Jonathan Fryer

Writer, Lecturer, Broadcaster and Liberal Democrat Politician

Archive for January 5th, 2018

120 Battements Par Minute *****

Posted by jonathanfryer on Friday, 5th January, 2018

A9BAF350-A708-41A5-98C6-EE75ACE2BC48The 1990s were a terrifying time to have AIDS, when no medication had yet been invented to hold the HIV virus in check. One watched dear, young friends slowly die, often reduced to a skeleton, pockmarked with Kaposi’s Sarcoma and in great pain.
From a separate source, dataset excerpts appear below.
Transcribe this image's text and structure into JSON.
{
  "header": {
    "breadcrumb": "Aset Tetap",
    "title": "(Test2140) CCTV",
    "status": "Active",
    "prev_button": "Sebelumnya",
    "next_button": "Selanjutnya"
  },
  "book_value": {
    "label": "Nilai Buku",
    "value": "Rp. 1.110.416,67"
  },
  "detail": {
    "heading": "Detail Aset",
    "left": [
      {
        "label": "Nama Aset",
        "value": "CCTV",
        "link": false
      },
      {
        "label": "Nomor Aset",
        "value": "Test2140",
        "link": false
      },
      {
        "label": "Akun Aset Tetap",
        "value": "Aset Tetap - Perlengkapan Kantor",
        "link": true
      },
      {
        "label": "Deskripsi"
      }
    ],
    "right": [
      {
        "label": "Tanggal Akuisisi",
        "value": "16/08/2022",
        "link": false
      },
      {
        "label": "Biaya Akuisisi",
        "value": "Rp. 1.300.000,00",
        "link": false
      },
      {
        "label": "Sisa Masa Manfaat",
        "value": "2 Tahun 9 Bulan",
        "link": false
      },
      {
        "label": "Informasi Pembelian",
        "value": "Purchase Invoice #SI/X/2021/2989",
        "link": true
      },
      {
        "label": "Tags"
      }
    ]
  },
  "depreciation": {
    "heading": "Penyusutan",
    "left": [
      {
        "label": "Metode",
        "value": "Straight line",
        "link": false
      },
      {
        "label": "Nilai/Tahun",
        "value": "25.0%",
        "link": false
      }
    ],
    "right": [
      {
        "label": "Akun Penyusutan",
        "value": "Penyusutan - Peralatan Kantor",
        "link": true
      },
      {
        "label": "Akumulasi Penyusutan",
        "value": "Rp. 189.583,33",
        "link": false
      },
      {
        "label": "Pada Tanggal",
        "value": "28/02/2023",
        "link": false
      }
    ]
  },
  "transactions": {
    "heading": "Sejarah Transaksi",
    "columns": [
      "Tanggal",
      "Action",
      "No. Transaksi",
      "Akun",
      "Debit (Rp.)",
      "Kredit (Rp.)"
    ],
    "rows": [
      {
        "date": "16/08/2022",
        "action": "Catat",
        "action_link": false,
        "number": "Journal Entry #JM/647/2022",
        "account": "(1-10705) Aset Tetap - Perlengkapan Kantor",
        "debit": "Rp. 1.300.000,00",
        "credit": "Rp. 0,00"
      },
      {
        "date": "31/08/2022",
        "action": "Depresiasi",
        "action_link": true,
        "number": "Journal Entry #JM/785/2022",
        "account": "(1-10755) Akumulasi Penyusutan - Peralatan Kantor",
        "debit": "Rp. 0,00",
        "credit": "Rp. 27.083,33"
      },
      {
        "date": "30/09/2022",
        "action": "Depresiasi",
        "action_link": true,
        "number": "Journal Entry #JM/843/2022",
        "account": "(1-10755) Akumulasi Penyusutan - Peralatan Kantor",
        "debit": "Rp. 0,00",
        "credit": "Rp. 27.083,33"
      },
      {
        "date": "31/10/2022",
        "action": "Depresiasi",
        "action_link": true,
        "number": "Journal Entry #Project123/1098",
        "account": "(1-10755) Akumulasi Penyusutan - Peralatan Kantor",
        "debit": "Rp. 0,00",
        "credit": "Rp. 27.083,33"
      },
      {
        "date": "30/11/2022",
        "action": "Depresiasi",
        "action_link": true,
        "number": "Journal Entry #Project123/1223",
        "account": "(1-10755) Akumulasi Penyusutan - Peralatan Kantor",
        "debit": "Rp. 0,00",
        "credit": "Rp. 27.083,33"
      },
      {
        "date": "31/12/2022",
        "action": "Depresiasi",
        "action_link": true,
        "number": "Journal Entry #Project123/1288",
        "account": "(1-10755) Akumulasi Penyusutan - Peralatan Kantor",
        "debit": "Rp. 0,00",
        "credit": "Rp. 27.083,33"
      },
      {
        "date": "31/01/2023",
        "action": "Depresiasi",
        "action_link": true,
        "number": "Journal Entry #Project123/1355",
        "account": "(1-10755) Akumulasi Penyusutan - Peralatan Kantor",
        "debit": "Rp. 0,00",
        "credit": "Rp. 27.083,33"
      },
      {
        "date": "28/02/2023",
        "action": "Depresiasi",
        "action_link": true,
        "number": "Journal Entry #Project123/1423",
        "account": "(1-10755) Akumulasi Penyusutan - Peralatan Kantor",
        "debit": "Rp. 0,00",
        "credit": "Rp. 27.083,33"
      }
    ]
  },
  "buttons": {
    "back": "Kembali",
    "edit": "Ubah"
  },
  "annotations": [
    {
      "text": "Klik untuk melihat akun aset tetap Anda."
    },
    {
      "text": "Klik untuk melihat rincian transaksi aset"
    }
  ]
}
Some accepted their fate with resignation, while others organised and campaigned, demanding  governments and health authorities do more to publicise the risks of unsafe sex and the life-saving potential of condoms, and lobbying pharmaceutical companies to speed up the release results of their drug trials. That is the context of Robin Campillo’s remarkable film 120 Battements par Minute, which starts in documentary style filming imagined group meetings of Act Up Paris in a college lecture theatre, discussing tactics such as public die-ins, the invasion of medical seminars using fake blood bombs and participation in Gay Pride. Gradually the different characters involved emerge as individual personalities, from nervous new members with the virus to the mother of a 16-year-old infected through contaminated blood, before homing in on two young men who form a relationship: handsome Nathan (Artaud Valois), who has managed to stay HIV-negative despite sexual contact with at least one infected partner, and the boyish Sean (Nahuel Perez Biscayart), who probably contracted the virus when he was seduced at school by a married teacher. Nathan stands by Sean as the latter’s condition worsens; Campillo’s sensitive handling of the intimacy between them as death approaches is heart-wrenching. Perez Biscayart’s performance is nuanced and powerful, as he changes from being a sometimes angry young man into an increasingly helpless physical being. The film brilliantly conveys the solidarity between the protagonists as well as the atmosphere of the age. Long sections are without dialogue, as we watch them enjoying a disco or going to the beach, and there are numerous pertinent small details, like the alarm clock that goes off at 2am, to prompt Sean to take his pills (which in the early days of only palliative treatment had to be taken every few hours, exactly on time, to have any effect). Though well over two hours long, the film keeps one engrossed and well deserved the Grand Prix that it was awarded at Cannes.